Temple University Press,U.S.
1998
sidottu
Americans for generations have been raised with the mantra that we can grow up to be anything we want to be, achieve anything we can imagine. How many of us believe the message? Dream big. It is a fundamental ideology of unbounded opportunity underscoring our drive to succeed. Yet for many Americans the reality, no matter how hard they try, is far from the visions of glory, the unattainable dream of rags to riches that leaves them feeling like failures. To understand this ideology and its effect on society, Lawrence E. Mitchell instructs us to look at the myth of individualism that pervades our laws, our social thought, our institutions, and our philosophies. It is the touchstone of our national debates on welfare reform, salary equity, FDA regulations, and a criminal defendant's right to a fair trial -- and it even infiltrates our private lives every time we argue about the division of household chores or television time.

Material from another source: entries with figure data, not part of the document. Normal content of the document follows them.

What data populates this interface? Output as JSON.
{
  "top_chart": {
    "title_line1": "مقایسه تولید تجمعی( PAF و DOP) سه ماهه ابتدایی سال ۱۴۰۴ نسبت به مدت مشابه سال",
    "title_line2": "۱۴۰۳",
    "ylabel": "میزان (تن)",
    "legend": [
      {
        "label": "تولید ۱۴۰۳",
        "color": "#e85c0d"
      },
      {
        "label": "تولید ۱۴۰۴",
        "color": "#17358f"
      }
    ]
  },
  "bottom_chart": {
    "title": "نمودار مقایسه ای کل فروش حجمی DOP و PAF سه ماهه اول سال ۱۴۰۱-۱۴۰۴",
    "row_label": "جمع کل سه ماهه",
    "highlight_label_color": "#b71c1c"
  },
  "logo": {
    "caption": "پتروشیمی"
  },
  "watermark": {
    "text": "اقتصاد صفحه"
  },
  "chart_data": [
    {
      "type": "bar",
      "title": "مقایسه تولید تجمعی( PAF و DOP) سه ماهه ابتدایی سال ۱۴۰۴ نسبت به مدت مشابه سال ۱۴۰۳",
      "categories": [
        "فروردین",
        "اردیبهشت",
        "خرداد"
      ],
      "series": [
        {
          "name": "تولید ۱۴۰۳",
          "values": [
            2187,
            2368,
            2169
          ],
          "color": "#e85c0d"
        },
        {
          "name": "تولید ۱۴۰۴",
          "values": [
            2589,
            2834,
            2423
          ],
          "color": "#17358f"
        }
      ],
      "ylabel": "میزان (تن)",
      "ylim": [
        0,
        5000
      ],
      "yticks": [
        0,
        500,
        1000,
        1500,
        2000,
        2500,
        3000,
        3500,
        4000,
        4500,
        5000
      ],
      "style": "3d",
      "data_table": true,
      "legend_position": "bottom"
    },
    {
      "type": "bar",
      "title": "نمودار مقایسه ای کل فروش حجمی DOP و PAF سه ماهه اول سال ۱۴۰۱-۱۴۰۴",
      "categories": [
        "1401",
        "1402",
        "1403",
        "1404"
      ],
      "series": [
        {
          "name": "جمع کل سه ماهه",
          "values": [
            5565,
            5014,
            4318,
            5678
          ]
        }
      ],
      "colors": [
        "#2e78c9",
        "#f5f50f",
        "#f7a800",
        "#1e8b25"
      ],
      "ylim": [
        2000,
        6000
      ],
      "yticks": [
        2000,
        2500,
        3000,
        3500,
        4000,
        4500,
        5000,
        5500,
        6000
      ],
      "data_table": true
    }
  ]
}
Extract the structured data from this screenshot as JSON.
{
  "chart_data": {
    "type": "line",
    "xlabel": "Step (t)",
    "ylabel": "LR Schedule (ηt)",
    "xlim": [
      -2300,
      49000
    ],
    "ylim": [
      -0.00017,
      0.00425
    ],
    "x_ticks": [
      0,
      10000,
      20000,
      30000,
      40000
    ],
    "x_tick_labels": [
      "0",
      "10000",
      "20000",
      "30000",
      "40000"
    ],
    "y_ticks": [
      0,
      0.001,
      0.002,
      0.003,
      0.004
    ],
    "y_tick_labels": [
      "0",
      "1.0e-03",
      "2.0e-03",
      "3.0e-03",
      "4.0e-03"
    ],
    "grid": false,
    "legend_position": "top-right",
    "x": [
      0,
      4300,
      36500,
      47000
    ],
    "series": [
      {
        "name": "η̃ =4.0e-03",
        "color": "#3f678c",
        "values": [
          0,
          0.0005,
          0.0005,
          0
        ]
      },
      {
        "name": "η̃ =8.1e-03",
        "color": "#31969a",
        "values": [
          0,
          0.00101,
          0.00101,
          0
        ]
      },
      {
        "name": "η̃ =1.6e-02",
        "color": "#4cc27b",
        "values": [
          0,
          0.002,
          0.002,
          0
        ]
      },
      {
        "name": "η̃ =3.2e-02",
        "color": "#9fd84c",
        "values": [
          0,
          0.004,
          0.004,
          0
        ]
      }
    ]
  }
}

In Stacked Deck, Mitchell shows us how this artificial reality buries the way we truly live. Mithcell uses examples drawn from history, politics, law, and culture to show how our singular concern with fairness has diminished our sense of vulnerability, so that our ideas of justice, equality, and efficiency are modeled on the capabilities of the strongest in society. Large scale examples -- such as blue collar layoffs and corporate downsizing, natural disasters and catastrophic illnesses -- illustrates the rickety bridge between comfort and disaster. We must be reminded that we are all vulnerable to the forces of economics, society, politics, and nature. Thus, Mitchell proposes, those who start out at the top tend to stay there, just as the weak tend to remain weak. Stacked Deck does more than outline this problem of American selfishness; it proposes a solution tha tis nothing less than a massive reconception of the way we relate to one another. Mitchell retains what is productive about the myth of the self-reliant individual, while asserting what is necessary to restore a sense of community. He suggests a sweeping intellectual recovery of fairness available to all levels of American society, thereby reclaiming our true sense of responsibility to others in society.